An object that floats displaces 12 kilograms of water. The water has a density of 1000 kilograms per meter cubed. How many cubic meters of water does the object displace?
Okay, so in this question, we’ve got some water and we have some random object floating in the water. Now, in order for this object to be floating in the water, it has to have displaced some water because the object is occupying some volume that was initially occupied by some water. And this is the water that got displaced.
Now what we’ve been asked to do is to work out the volume of the water that got displaced. And we need to do this having been given the mass of the water that was displaced and the density of the water. So we can recall that the density of an object 𝜌 is defined as the mass per unit volume — in other words how much mass there is packed into every one meter cubed — the mass divided by the volume.
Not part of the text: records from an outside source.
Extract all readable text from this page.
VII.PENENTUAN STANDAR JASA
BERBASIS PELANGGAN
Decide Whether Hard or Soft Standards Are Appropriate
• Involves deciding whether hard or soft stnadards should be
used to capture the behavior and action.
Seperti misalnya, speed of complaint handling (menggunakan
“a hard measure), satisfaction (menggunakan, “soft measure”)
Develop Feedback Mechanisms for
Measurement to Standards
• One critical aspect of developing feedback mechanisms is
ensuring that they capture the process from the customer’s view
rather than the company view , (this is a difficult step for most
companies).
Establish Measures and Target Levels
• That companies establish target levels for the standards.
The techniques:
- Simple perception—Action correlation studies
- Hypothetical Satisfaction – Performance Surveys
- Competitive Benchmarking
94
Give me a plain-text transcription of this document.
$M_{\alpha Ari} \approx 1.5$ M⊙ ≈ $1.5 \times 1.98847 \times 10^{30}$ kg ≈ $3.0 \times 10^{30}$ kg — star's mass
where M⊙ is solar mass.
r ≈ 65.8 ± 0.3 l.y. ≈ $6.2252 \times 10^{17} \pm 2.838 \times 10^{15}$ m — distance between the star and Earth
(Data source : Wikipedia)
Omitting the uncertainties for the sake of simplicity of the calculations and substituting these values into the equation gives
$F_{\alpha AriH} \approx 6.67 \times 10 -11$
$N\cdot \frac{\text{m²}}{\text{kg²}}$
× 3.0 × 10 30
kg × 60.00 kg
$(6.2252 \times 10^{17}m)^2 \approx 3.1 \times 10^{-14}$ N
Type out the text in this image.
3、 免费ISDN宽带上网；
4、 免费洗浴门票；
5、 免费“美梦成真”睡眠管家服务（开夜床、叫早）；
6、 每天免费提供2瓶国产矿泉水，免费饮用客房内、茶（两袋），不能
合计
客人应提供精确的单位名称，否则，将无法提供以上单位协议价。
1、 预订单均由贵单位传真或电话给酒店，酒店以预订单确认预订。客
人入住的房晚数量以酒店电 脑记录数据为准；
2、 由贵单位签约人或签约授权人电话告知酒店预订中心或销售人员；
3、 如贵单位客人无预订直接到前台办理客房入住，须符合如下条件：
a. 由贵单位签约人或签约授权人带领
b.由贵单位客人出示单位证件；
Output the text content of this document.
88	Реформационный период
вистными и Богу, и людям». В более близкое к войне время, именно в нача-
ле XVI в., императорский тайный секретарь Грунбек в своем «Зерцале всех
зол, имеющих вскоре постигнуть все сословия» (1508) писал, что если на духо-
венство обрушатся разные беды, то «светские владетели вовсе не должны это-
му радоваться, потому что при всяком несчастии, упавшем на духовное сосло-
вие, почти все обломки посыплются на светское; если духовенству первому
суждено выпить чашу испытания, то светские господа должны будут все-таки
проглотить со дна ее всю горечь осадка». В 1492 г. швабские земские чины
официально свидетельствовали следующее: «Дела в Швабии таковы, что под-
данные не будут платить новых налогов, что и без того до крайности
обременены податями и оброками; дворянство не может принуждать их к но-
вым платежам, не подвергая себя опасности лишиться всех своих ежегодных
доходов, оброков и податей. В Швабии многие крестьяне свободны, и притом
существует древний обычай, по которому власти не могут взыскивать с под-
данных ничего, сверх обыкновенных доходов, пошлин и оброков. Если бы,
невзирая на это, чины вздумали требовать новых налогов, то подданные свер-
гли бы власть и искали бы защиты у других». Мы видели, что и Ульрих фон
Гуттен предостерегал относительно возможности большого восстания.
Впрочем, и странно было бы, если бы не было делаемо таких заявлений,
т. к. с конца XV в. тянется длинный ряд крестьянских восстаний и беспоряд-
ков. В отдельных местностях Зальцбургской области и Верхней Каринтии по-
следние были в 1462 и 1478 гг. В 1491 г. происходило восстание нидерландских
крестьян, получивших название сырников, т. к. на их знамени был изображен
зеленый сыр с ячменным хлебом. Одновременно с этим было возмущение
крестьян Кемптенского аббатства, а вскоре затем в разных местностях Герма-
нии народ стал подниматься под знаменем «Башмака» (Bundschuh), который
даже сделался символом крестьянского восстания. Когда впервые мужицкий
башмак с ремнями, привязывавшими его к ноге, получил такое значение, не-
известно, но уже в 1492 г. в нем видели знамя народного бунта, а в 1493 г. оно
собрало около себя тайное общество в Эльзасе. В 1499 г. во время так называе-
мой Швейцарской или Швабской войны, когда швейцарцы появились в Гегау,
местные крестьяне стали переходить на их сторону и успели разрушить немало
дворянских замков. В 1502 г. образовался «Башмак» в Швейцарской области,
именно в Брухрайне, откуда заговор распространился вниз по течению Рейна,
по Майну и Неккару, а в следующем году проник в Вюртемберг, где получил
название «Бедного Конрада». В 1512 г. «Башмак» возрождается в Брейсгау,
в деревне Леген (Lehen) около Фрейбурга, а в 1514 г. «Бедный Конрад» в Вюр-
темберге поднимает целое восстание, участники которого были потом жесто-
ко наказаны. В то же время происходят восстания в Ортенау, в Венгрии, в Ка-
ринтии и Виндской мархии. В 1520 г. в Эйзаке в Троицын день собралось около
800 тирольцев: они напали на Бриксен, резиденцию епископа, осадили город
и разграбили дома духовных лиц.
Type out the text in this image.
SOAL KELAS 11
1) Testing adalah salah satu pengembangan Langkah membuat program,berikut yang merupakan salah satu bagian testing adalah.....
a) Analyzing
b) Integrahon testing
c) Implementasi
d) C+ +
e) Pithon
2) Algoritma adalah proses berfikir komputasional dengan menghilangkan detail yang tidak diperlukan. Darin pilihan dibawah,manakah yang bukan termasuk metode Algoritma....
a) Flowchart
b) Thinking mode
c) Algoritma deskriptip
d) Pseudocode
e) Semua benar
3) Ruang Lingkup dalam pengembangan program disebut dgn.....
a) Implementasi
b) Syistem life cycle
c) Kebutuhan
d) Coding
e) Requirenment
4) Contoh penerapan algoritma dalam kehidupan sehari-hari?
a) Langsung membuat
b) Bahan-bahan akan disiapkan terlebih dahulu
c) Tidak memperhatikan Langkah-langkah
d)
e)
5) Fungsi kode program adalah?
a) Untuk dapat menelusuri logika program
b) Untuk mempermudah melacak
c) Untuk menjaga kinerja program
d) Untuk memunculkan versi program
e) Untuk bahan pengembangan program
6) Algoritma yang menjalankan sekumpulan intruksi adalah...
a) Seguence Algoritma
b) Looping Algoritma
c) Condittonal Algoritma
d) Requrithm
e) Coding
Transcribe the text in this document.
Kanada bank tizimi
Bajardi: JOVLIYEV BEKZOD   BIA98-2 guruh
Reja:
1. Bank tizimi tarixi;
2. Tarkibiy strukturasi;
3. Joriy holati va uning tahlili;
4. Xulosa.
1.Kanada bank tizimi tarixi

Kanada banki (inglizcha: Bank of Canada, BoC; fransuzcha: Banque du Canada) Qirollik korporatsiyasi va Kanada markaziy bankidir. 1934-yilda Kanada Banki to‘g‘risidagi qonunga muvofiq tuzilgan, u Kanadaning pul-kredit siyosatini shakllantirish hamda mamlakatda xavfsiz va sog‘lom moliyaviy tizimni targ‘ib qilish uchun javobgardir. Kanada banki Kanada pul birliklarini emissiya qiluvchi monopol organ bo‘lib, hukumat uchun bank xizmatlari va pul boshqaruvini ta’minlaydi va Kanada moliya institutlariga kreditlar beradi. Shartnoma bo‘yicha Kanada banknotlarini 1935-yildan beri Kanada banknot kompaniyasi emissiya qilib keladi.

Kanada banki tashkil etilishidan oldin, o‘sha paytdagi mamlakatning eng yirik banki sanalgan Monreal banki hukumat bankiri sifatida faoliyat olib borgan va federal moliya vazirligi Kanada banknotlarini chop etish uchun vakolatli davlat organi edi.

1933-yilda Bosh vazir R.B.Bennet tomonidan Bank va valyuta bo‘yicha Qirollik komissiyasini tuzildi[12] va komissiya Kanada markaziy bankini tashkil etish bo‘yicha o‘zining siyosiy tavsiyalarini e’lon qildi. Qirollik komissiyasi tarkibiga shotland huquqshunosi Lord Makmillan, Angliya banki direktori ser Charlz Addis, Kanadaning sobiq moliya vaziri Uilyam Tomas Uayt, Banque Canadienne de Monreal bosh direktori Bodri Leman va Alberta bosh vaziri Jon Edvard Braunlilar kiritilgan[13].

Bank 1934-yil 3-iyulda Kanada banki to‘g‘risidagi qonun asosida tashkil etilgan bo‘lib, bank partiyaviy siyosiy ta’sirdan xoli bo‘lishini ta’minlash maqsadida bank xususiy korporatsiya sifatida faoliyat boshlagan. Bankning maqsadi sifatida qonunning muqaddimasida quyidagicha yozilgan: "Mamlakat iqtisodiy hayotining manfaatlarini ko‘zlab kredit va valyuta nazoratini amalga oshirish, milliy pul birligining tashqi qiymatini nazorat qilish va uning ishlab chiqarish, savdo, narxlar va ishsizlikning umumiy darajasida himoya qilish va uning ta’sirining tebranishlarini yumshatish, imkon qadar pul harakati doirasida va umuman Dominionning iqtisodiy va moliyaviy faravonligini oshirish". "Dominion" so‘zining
And since in this case we’re trying to find out what the volume is, we need to rearrange this equation. We do this by multiplying both sides of the equation by 𝑉 divided by 𝜌. This way on the left-hand side the 𝜌s cancel and on the right-hand side the 𝑉s cancel. Well, that leaves us with is that 𝑉 is equal to 𝑚 divided by 𝜌. In other words, the volume is equal to the mass divided by the density.
At which point, we can plug in the values that we’ve been given in the question. The mass is 12 kilograms and the density is 1000 kilograms per meter cubed. So the volume is going to be 0.012 meters cubed And this is the volume of the water that is displaced.
In other words, 0.012 cubic meters of water are displaced by the object.